Екатерина вновь вышла замуж и всё, казалось бы, улаживалось, боль притупилась, раны медленно, но рубцевались. Судьба её заметила, и даже улыбнулась, подарив достойного спутника жизни, но тут нежданно-негаданно начались проблемы со здоровьем. Она резко стала терять зрение, наконец, полностью ослепла. И без того сложный характер под бременем испытаний, хрустнул, сломался окончательно. Слепая ушла в мелочи, рассматривание жизни пальцами, на ощупь, фантастически нелепое, с размахом иезуита, тиранство родных и близких. К своему спутнику жизни Екатерина подозрительно принюхивалась и без конца жаловалась сёстрам: «Представляете, от него колбасой пахнет, сервелатом. Кушал без меня». Несчастный пожиратель вкусностей неожиданно умер. Тётушка осталась без руки, ведущей её в кромешной тьме. Евдокия разрывалась между двумя домами. Слепую сестру надолго оставлять одну боялись. Дом решили продать.

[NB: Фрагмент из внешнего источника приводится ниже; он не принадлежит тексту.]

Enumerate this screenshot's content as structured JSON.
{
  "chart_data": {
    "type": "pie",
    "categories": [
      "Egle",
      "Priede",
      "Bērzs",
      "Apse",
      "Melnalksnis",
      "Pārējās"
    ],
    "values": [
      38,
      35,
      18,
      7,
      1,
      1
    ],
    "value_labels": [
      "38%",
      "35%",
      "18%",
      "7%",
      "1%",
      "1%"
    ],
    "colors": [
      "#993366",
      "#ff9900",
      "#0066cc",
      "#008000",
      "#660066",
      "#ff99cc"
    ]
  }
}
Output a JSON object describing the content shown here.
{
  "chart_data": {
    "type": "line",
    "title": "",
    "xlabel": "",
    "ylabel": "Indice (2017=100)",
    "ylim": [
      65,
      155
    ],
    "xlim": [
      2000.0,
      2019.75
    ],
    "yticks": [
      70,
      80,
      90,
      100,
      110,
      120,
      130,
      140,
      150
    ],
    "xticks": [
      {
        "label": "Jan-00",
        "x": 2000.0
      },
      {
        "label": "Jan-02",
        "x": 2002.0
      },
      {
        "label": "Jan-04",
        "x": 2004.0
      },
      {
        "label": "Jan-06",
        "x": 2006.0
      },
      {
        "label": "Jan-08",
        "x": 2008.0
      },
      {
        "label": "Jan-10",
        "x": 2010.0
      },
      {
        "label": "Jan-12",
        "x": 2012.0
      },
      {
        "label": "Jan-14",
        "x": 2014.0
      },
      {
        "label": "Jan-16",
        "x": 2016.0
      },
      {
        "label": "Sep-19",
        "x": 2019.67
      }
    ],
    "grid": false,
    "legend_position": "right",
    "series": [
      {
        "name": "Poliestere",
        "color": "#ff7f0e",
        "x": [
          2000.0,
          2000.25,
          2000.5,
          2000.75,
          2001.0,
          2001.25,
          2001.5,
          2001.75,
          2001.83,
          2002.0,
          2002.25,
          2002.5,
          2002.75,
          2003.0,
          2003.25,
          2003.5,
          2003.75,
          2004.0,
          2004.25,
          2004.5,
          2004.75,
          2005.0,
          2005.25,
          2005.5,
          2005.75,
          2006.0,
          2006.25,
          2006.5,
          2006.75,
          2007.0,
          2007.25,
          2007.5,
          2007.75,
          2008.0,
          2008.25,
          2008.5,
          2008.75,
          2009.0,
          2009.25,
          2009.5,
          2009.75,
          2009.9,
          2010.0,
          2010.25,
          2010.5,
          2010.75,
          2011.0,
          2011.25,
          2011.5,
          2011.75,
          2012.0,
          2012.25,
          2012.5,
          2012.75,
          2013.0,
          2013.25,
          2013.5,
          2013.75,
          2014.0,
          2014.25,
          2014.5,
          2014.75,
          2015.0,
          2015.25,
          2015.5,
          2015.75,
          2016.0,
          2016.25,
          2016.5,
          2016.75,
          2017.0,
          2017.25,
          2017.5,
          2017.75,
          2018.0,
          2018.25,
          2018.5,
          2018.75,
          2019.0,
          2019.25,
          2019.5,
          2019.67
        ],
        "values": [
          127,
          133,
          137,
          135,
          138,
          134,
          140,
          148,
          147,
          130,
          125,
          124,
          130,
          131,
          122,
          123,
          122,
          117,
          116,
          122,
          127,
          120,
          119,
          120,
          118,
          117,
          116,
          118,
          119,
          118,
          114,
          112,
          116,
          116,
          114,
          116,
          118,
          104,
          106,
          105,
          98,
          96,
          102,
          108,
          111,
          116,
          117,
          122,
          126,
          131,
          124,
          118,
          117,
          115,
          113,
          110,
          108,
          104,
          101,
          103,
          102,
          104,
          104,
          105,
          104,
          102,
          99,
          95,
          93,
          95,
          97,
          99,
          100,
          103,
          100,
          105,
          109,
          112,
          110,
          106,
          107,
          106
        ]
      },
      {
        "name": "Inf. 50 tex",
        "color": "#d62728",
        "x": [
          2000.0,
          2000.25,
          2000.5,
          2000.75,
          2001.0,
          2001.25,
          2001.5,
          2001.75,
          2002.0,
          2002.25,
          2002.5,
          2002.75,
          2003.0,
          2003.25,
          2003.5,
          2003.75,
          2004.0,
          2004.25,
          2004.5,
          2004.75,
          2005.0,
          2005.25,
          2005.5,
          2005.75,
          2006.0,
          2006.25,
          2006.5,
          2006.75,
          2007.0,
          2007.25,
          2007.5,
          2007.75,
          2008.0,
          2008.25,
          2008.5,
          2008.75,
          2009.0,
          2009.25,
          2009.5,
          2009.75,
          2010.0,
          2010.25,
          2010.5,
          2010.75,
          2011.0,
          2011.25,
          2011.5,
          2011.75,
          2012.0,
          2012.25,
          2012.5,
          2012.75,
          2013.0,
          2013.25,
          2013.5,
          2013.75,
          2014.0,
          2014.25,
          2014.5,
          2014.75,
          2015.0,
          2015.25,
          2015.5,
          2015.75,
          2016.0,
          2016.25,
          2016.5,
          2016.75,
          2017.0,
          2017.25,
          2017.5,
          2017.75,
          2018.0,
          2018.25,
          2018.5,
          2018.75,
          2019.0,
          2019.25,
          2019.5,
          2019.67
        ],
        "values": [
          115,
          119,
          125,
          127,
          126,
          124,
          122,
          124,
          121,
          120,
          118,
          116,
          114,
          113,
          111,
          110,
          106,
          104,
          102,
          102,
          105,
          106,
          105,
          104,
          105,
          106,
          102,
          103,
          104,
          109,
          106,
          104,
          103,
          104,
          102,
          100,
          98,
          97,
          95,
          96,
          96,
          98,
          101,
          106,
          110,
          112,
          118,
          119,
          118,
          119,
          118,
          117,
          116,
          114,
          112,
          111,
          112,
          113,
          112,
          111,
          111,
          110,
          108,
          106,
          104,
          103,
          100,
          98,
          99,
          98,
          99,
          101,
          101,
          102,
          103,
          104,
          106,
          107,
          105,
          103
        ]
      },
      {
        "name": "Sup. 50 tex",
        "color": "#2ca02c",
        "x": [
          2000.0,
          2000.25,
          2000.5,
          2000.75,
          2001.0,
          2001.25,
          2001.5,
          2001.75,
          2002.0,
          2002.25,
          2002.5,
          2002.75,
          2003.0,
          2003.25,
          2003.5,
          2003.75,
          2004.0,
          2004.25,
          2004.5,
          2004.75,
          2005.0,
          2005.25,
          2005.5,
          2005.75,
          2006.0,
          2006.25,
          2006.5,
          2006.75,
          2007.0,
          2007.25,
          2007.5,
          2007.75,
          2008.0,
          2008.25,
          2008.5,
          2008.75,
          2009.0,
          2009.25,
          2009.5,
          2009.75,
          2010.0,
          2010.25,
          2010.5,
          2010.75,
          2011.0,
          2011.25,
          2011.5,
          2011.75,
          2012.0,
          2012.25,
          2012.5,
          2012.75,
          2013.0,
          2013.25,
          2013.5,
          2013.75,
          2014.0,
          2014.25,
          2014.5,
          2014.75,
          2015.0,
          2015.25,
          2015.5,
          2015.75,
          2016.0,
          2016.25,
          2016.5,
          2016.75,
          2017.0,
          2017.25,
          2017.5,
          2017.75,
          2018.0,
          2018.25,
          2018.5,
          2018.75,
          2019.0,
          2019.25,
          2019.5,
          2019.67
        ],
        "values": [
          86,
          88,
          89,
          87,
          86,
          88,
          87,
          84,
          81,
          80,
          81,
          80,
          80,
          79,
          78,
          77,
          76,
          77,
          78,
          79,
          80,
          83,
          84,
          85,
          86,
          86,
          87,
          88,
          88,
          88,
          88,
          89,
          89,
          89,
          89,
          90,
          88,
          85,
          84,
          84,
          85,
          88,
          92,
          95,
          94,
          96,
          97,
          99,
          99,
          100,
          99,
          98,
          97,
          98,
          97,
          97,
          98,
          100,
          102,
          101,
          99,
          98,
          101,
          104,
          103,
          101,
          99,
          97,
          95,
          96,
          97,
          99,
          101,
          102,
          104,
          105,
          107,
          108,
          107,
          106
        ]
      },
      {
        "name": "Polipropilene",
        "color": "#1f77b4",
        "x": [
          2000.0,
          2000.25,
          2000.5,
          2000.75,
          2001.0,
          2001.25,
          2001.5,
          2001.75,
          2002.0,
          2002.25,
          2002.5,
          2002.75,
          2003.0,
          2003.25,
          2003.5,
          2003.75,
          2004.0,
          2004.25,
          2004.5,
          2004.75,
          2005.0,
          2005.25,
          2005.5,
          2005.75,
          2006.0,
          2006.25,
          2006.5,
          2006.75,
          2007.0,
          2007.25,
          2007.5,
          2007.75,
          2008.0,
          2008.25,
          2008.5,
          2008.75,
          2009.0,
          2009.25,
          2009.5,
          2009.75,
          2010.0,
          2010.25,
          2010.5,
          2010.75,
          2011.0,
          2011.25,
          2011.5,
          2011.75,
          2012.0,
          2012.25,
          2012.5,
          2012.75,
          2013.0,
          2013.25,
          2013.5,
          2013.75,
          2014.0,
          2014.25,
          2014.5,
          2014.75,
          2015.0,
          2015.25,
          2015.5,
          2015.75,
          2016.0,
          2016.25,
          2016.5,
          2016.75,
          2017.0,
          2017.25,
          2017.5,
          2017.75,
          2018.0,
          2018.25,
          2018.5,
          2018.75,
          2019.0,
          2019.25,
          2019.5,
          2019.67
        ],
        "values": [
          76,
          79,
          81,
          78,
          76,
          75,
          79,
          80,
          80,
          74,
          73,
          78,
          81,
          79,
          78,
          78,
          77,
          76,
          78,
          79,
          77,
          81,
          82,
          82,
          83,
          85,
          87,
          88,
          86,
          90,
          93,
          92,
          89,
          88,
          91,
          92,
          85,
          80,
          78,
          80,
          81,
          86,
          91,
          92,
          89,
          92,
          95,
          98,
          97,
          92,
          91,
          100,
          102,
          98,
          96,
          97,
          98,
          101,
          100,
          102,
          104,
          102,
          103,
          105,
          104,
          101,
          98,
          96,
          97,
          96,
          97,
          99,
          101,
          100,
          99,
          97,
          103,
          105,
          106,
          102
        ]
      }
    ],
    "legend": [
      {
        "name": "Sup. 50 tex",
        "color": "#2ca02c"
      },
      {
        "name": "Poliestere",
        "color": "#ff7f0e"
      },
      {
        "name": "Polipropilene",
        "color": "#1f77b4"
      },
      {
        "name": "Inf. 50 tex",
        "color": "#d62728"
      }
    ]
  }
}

Её поселили в крохотной комнатушке, больше похожей на чулан. Екатерина в чужом пространстве чувствовала себя скованно и неуютно. Она редко выходила, стесняясь своей слепоты, и целыми днями просиживала на кровати, прислушиваясь к звукам в доме. Единственной отдушиной было радио, голос, связывающий со зрячим, живущим полно и радостно миром. К несчастью, затворницу люто невзлюбил муж Евдокии, маленький плешивый человечек. На фоне Величественной Екатерины он выглядел тщедушным суетным карликом, но был у него главный козырь хозяина в своём доме. Даже после смерти рок преследовал Екатерину. Благополучно проданный дом простоял всего несколько лет и провалился, ушёл в фундамент. Обломки его среди вишнёвого сада зияли как страшная чёрная дыра, в которой исчезают люди время и имена.

Но пока они все живы и пьют горькую водку, ароматный коньяк и сладкий бьющий пузырьками в нос крюшон, купленный по случаю детям, радостно подшучивают друг над другом, ведь все свои, вместе и как гитарные струны, перебирают воспоминания. Слепая королева вечера декламирует Пушкина, Анатолий, вечный балагур, пробует свой мощный голос и, промочив горло, заводит что-то сложное из Чайковского. Перепеть и остановить его невозможно. Все слушают, одобрительно кивают, мол, доморощенный оперный певец, самородок.